Üretim kompleksi gibi çalışan cezaevi talebe yetişemiyor
İzmir'de üretim kompleksini aratmayan Foça Açık Ceza İnfaz Kurumu'nun ürünleri, halktan büyük rağbet görüyor.
İzmir'de üretim kompleksini aratmayan Foça Açık Ceza İnfaz
Kurumu'nun ürünleri, halktan büyük rağbet görüyor. FO-CE (Foça
Cezaevi) markasıyla üretilerek satılan yoğurt, peynir, ayran gibi
süt ürünleriyle yumurtalar, kalitesiyle büyük ilgi görürken kısa
sürede tükeniyor. Cezaevindeki 372 mahkum, ilgi alanları ya da
yeteneklerine göre iş kollarında üretim faaliyetlerine katılıyor.

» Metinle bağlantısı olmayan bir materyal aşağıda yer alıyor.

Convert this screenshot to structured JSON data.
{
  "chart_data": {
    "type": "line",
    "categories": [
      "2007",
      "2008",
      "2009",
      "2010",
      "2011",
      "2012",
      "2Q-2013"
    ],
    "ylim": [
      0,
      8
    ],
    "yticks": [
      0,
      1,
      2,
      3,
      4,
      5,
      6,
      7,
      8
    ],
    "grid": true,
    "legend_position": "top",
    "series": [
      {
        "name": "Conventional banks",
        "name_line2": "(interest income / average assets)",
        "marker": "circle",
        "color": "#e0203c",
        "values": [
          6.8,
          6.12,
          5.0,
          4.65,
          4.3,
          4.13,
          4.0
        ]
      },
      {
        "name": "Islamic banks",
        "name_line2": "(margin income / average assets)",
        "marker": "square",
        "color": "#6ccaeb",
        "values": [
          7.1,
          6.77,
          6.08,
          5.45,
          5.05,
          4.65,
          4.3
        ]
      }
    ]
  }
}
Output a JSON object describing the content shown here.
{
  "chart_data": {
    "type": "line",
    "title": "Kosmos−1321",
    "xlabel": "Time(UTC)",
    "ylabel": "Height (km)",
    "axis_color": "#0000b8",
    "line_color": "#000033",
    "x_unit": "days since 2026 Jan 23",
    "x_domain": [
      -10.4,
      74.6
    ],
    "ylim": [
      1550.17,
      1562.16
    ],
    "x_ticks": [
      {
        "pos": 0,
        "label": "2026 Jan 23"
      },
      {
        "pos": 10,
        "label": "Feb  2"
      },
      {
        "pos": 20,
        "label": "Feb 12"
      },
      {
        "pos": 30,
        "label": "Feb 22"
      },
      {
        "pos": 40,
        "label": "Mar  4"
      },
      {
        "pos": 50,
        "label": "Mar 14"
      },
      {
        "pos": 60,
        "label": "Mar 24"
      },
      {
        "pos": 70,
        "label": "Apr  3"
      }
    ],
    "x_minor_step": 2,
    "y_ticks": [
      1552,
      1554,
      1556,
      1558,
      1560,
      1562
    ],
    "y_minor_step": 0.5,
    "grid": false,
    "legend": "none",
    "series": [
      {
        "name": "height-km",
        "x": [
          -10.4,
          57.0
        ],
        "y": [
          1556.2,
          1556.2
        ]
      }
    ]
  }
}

Hükümlüler, küçükbaş ve büyükbaş hayvan yetiştiriciliği yaparak
cezaevindeki 20 ton kapasiteli süt işleme tesisinin süt ihtiyacının
yaklaşık yüzde 30'unu karşılıyor. Açık alan ve seralarda yapılan
tarımla da cezaevinin sebze ihtiyacının büyük bölümü karşılanıyor.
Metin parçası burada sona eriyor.